3 Replies Latest reply on Oct 16, 2002 9:54 AM by juha

    Caching entity beans?!?

    davout

      A newbie question about caching entity beans...

      In my design I have an entity bean class that is going to be referenced so often by session bean instances that I'm wondering whether the normal entity bean 'find()' approach is going to be fast enough.

      Does EJB support any form of entity bean caching to keep entity bean instances in memory for continuous data access?
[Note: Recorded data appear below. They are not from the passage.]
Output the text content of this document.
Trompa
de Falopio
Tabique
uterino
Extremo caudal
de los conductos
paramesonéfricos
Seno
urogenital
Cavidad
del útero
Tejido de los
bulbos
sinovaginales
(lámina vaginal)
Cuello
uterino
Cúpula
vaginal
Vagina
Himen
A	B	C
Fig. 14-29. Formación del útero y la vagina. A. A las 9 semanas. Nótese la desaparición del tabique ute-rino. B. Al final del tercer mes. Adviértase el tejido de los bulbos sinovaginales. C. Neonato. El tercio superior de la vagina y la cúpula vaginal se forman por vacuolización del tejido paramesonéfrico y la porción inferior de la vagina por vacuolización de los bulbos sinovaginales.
        • 1. Re: Caching entity beans?!?
          joelvogt

          jboss will do a fair bit of this cacheing behind the scenes for you. However if that will be fast enough will depend on your situation. A good idea is to only get the data from the ejb once, via say, a getValueObject() method. Theres plenty of docs around if your keen to really get into it

          • 2. Re: Caching entity beans?!?
            davout

            Sorry... I don't follow...

            Let's assume that I have a stateless session bean that a consumer is using to exercise some business logic.

            This stateless session bean needs to use an entity bean. But this session bean is going to be called at a such a frequency that it would make sense to have the entity bean always available in memory for rapid access.

            If I was writing this as a non-EJB session I'd probably make the enity bean a static class data field.

            Rather than hoping that JBoss do this sort of thing for me, is there a specific technique I can employ to ensure that the entity bean is always cached?

            • 3. Re: Caching entity beans?!?

              The entity is cached in case of commit option A (see the spec). This works if all your access to the underlying database is executed through the app server. JBoss also implements a commit option D that allows refresh from db upon a given interval. See the JBoss documentation for more info on this option.

              These assuming the data your accessing is not read-only.